Another area where we’re seeing tremendous customer growth and audience engagement is in social medial. Our Instagram followers exceeded the 5 million mark during the quarter, increasing 65% over the prior year and we’re now capturing over 200,000 new followers a month. In addition to our national Instagram accounts, our stores manage their local accounts, which accrued almost 700,000 followers and over 19 million likes in the quarter. Snapchat is important in our consumers’ life and we’re also seeing fast growth here with viewership increasing 25% month over month.
This channel has given us yet another relevant way to connects with our customers and engages in two way conversation. A great example of this occurred during LGBTQ pride month in June where our Snapchat stories garnered close to 130,000 views.
Stores are still important
Last week Macy’s announced that it was closing a further 100 stores. This isn’t an uncommon trend amongst retailers, that traditionally relied upon a physical footprint to get the products into the hands of their consumers.
However, whilst Urban Outfitters is likely to experience some of this too, CEO Richard Hayne was keen to argue during the investors call that stores will still continue to play a role, despite the shift to online. He said:
I think that Urban is definitely benefiting from a lot of the initiatives they’re doing, not just the good fashion, but the social media work that they are doing and the marketing work they are doing.
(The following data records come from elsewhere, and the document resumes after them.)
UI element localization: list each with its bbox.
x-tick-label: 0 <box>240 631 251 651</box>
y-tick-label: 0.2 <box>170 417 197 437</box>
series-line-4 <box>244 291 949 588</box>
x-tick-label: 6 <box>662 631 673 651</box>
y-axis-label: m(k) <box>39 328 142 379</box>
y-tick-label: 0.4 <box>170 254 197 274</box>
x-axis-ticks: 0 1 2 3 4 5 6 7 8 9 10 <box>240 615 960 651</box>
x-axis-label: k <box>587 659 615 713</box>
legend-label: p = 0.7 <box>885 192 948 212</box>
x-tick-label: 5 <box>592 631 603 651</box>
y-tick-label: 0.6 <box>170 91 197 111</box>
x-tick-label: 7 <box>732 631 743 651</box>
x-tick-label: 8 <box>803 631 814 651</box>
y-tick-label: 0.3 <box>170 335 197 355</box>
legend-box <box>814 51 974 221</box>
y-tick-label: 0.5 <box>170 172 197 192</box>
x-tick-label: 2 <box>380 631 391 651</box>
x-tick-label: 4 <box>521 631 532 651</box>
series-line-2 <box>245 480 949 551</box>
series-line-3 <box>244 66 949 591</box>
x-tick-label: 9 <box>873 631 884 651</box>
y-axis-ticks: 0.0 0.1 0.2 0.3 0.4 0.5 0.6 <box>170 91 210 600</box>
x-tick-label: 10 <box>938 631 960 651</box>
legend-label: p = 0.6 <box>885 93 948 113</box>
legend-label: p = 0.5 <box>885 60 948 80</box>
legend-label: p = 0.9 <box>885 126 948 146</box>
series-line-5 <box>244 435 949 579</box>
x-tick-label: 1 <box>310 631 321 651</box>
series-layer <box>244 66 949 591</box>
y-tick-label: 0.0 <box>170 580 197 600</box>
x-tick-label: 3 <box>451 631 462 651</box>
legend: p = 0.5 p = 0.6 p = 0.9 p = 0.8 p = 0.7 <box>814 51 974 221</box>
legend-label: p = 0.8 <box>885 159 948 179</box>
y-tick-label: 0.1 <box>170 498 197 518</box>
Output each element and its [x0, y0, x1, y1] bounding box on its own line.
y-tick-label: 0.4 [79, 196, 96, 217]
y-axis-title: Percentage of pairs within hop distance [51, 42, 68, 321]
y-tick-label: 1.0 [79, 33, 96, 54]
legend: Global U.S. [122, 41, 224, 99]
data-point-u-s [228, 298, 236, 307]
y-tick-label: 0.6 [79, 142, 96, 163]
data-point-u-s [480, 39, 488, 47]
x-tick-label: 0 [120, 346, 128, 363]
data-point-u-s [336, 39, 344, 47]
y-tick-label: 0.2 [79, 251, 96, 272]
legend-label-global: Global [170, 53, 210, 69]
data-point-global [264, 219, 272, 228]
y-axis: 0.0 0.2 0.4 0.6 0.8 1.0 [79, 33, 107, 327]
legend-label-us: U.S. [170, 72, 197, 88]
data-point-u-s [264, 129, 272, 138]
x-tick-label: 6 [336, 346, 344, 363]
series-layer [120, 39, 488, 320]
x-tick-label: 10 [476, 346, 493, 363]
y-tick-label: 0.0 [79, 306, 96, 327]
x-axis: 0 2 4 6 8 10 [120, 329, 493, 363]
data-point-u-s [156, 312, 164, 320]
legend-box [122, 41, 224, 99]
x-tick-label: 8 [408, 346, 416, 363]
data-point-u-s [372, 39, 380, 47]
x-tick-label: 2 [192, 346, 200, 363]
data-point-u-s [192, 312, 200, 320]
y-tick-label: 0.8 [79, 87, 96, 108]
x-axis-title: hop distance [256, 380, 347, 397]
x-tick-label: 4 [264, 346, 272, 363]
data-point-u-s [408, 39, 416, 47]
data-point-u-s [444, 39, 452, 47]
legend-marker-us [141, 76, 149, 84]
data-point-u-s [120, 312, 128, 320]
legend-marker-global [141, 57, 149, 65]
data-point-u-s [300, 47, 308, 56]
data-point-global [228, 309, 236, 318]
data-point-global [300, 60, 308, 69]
In July they actually saw a positive comp stores, sales in North America and in Europe they had positive comp store sales, so yeah I think you can make the difference.
I do believe that we shouldn’t get too negative on stores I think that there is no question, there are too many stores in North American and we start to see some of those stores going away, our competitors are closing stores at a reasonable rate So I think that you will continue to see a lot of stores close and go away and I think that’s a positive thing for the industry and a positive thing for all the people including the ones that are closing the stores.
But I don’t think it’s a problem with stores per say, I think the stores concepts are still valid, what I see happening overtime is just fewer stores but probably the store is larger and delivering more of a unique experience and which complements their direct consumer business and I think that that will be the winning combination.
A good quarter for Urban and the appointment of Hayne as Chief Digital Officer highlights the company’s commitment to becoming an online business. That doesn’t take away its stores problem, but it’s smart to see the company thinking about how it can use those stores to its advantage, and rethinking what role they will play. Physical assets don’t have to be a drain on resources, if the company can use them to complement their online business.